A recreational tightrope strung across a remote Arizona canyon likely triggered a helicopter crash that killed four Oregonians from the same family. The tragedy has drawn scrutiny of a little-known extreme sport with scant oversight, even as participants rig longer slacklines across public lands, heightening the risk to aircraft.
An eyewitness and local law enforcement have said the helicopter appeared to collide with a slackline hanging 600 feet in the air south of Superior, Arizona on Jan. 2.
Everyone on board died, including 59-year-old pilot David McCarty and his three nieces, Rachel McCarty, 23, Faith McCarty, 21, and Katelyn Heideman, 21.
The slackline reportedly spanned more than half a mile. No one was balancing on it when the helicopter went down, according to a statement from the International Slacklining Association, which also said the line had aviation markers. Who installed the rigging isn’t clear. Public records show they warned pilots of the tightrope hazard through a Federal Aviation Administration system.
But that system — the FAA Notice to Airmen or NOTAM — “is broken and has been for a long while,” one aviator close to the tragedy told thousands of slackline enthusiasts this week.
“I feel like had there been an open channel between slackliners and local pilots there may have been a chance four people would still be alive,” wrote DJ Vegh, a manager of Pegasus Airpark, where the helicopter took off before the fatal crash.
“The pilot was a neighbor and a friend,” Vegh wrote in a Jan. 6 post to the Facebook group, SlackChat. “Please help me make this tragic event a catalyst for change that benefits slackliners and pilots and helps my friend and his nieces’ deaths not be for nothing.”
More unofficial communication is needed, he said, because the FAA’s flight safety warning system buries safety issues like obstacles “within hundreds of nearly meaningless” notices.
The FAA did not immediately respond to requests for comment Tuesday.
The National Transportation Safety Board expects to have a preliminary report detailing the facts of the crash within 30 days of the incident.
Pinal County Sheriff’s Office via X
Vegh’s post went out to nearly 26,000 members of an online forum for a sport that’s gained popularity on public land over the last decade. Its message resonated with Corbin Kunst of Bend.
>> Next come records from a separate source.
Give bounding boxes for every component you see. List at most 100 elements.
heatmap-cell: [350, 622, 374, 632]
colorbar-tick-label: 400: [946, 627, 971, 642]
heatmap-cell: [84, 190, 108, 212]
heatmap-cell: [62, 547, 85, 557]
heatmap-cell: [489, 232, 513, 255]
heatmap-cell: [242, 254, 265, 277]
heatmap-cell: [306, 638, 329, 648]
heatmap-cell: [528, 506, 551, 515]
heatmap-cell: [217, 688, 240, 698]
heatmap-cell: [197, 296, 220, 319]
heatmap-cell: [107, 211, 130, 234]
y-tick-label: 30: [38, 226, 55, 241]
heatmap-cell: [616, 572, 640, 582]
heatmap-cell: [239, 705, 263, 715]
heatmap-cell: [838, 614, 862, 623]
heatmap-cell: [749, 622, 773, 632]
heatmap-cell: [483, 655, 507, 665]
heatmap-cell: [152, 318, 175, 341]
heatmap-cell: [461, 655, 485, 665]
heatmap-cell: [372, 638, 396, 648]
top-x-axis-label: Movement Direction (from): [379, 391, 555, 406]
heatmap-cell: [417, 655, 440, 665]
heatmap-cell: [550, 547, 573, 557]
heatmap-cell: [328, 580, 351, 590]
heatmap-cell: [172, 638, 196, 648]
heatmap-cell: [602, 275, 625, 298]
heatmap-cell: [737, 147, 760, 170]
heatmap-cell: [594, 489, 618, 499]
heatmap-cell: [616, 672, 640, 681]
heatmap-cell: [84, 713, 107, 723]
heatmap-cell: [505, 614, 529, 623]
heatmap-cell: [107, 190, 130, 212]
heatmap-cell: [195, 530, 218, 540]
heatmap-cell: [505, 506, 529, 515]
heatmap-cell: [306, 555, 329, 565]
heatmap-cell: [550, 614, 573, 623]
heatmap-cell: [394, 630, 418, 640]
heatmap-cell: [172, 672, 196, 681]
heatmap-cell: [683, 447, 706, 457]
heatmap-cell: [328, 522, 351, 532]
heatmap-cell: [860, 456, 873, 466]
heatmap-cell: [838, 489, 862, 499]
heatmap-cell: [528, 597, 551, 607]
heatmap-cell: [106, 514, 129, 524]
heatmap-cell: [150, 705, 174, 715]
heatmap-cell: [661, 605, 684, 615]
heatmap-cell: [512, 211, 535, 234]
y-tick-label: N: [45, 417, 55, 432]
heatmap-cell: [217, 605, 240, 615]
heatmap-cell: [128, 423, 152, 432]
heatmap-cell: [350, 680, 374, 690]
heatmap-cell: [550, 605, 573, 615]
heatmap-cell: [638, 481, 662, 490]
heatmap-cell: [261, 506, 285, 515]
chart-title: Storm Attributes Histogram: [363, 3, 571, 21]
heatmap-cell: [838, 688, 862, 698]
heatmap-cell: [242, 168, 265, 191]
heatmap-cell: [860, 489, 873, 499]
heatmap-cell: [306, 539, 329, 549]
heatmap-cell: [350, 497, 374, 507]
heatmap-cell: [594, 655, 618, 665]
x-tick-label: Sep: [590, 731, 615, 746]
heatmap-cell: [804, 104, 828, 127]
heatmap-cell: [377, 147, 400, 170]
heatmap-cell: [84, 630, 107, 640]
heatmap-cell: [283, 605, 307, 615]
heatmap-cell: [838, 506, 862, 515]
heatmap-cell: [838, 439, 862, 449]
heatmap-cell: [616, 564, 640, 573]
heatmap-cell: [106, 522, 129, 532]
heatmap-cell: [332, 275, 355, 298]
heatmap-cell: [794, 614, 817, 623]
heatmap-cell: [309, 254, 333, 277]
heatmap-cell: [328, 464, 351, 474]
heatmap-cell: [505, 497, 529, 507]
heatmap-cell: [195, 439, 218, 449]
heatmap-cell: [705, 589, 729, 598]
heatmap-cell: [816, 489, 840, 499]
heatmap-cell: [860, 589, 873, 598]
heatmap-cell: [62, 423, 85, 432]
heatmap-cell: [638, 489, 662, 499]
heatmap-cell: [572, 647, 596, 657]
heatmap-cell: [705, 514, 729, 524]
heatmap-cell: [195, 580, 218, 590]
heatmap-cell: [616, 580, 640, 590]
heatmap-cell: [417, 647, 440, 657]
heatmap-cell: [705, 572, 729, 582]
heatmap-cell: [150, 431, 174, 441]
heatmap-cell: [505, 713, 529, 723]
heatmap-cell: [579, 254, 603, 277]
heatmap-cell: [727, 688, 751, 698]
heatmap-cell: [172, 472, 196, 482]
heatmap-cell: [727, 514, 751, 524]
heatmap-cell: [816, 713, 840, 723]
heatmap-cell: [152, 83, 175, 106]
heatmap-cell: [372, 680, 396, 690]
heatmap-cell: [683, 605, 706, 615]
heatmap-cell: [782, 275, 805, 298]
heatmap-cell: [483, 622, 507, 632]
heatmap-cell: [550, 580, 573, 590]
For more than a decade, the 34-year-old has been honing his skills at walking calmly across high-elevation slacklines, known as highlining. Central Oregon’s Smith Rock is an epicenter for the sport globally, he said, with around 30 highline routes. Participants usually work with a team, using specialized equipment to install rigging before walking across webbed ropes while wearing harnesses that catch them if they fall.
“The appeal of it is that your body knows how to do it, you know you’re safe, but the mind still kind of tricks you, like, ‘Oh wait, I’m high up.’” he said. “To overcome that fear is part of the magic. You can turn that fear into enjoyment.”
Kunst is also a pilot and operations manager for an experimental aircraft company.
“I’m a pilot and I know what it’s like,” he said, “And I walk really long lines and I’ve kind of seen the sport get really transformed.”
A few years ago, a slackline as long as the one likely involved in the Arizona helicopter crash would have been “unfathomable,” Kunst said.
But as interest in slacklining has grown, and more people install rigging to support longer lines, the potential for collisions with aircraft has increased, he said.
“At any given time, somewhere around the world, there’s multiple kilometer-long highlines now, and that’s only going to continue to grow,” Kunst said.
He agreed with Vegh that the NOTAM system for alerting pilots of danger is “quite broken.”
When pilots look at the FAA airspace notices before taking off, Kunst said, “there are so many garbage NOTAMs that there’s hundreds or even thousands of them for a given area, there’s no way you can look at all of them.”
Kunst said that outside of the NOTAM system, he wasn’t aware of federal regulations governing slacklines and aircraft. He said it’s standard for high-elevation slacklines to run flags and lights alongside the webbing someone actually walks on. He encouraged fellow highliners to be proactive in using flight tracking apps and websites, have radios that can reach aircraft, know the common traffic advisories for an area, “and if you see an aircraft, try and talk to them in real time,” he said.
“We are a very safety oriented community,” Kunst said of his fellow highliners, “just like aviation.”
After the Arizona crash, people in Vegh’s community were angry with slackliners, the airport manager said in an interview, but he’s focused on opening up communication that could prevent another tragedy.
Vegh said the FAA should elevate slackline placements to the status of Temporary Flight Restriction, a designation more easily noticed by pilots.
He said he’s already set up a meeting with the International Slackline Association and is hoping it will lead to more conversations.
“I need to make sure that these people didn’t die for nothing,” Vegh said.
The slackline association did not immediately respond to an interview request.

Emrah Gurel / AP
The federal investigation to officially determine the cause of the Arizona crash could take a year or more.
“NTSB does not determine or speculate on the cause of an accident during the on-scene phase of the investigation,” according to a statement from the agency.
OPB’s Antonio Sierra contributed to this report.